Still, other experts said the company failed to show the drug worked, and cited safety concerns. Some patients developed a reaction in the skin around the spot where the injection was administered, and a few were hospitalized for kidney toxicity and a shortage of platelets, which help blood to clot. Those concerns led the vast majority of FDA advisers to cast a vote that may have sealed drisapersen’s fate, saying the largest trial did not back up the company’s claims the drug was safe or effective.
One Final Chance
Gonzalez testified in support of drisapersen along with several other families before the FDA advisory committee and their trips were paid for by CureDuchenne, which receives unrestricted educational grants from BioMarin. For Alexander, the committee member, those anecdotes were an important part of the conversation but will always remain secondary to the science.
“The threshold is substantial evidence of efficacy and safety and that means more than just, it worked for me and it worked for my friend,” he said.

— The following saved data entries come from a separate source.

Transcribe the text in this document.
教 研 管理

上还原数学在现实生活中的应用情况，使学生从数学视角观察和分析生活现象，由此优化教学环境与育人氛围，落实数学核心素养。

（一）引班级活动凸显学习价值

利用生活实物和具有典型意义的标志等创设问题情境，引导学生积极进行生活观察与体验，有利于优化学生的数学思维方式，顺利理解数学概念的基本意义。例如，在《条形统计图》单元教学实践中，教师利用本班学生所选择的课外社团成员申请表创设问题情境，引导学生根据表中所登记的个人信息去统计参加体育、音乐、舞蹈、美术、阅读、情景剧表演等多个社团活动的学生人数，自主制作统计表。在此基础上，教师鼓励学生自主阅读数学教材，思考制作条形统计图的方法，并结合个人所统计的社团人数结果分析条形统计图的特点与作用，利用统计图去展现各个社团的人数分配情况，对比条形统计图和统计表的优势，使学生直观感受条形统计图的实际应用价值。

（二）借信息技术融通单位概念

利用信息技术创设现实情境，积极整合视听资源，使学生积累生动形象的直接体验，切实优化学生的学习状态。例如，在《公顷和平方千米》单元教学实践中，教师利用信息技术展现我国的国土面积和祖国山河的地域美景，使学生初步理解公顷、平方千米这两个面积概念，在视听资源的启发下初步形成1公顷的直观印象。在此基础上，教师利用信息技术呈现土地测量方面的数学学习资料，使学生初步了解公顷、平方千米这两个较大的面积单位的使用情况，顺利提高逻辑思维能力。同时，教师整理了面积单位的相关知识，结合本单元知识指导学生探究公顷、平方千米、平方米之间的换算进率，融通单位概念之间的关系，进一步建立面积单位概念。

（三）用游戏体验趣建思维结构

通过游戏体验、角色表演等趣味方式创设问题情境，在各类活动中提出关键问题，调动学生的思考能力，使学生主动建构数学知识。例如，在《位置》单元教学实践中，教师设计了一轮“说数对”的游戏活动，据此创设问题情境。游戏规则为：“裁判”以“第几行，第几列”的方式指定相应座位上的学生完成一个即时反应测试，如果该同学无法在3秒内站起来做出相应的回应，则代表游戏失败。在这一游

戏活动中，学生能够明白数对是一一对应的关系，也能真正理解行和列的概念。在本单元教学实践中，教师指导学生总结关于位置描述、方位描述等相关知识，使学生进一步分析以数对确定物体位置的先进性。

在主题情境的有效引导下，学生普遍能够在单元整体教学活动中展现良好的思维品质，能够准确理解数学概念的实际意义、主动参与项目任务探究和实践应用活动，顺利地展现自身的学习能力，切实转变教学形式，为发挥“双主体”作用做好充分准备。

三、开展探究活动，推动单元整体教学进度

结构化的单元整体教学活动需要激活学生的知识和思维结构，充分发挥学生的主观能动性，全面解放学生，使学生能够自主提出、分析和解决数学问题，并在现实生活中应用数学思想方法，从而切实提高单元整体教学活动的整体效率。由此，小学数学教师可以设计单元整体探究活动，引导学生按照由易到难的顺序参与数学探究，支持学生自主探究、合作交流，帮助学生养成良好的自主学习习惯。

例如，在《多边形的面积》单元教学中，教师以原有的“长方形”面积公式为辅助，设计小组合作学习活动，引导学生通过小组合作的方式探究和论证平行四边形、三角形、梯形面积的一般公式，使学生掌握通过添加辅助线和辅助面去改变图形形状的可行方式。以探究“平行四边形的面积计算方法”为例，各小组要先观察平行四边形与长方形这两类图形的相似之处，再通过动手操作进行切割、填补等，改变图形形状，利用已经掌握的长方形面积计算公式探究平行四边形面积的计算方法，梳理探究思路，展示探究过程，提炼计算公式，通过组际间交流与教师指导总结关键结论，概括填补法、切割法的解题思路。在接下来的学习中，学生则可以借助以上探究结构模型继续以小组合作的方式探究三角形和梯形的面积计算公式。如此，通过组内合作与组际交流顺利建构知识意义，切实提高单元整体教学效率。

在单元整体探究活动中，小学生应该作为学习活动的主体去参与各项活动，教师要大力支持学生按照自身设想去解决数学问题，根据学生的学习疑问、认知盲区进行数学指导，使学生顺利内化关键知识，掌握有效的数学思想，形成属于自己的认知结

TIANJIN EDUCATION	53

McDonald, on the other hand, said patient testimony should be a tool that helps experts interpret and contextualize data. “I think it absolutely should be factored in as really important information,” he said. “It was pretty consistent that the families saw benefits to the drug beyond what was observed in the 6-minute walk test."
Gonzalez said she feels perfectly capable of weighing the risks and benefits of drisapersen with Nicolas' doctor. “It's called an informed decision. You discuss it with your doctor and they let you know and you make an informed decision and you monitor,” she said. “That’s what we’re looking for, is options.”
The FDA, meanwhile, carefully is considering the merits of the drug. But Behanna is still skeptical BioMarin will succeed, saying an approval would signal to drug companies the FDA is willing to give patient testimony far more weight than ever before, even when patients disagree with the agency’s own advisers and staff.
“If you do let it through, you really set a precedent for these case studies being the most important part of the approval package and I just don't think the agency is ready to do that,” she said. “But we'll see.”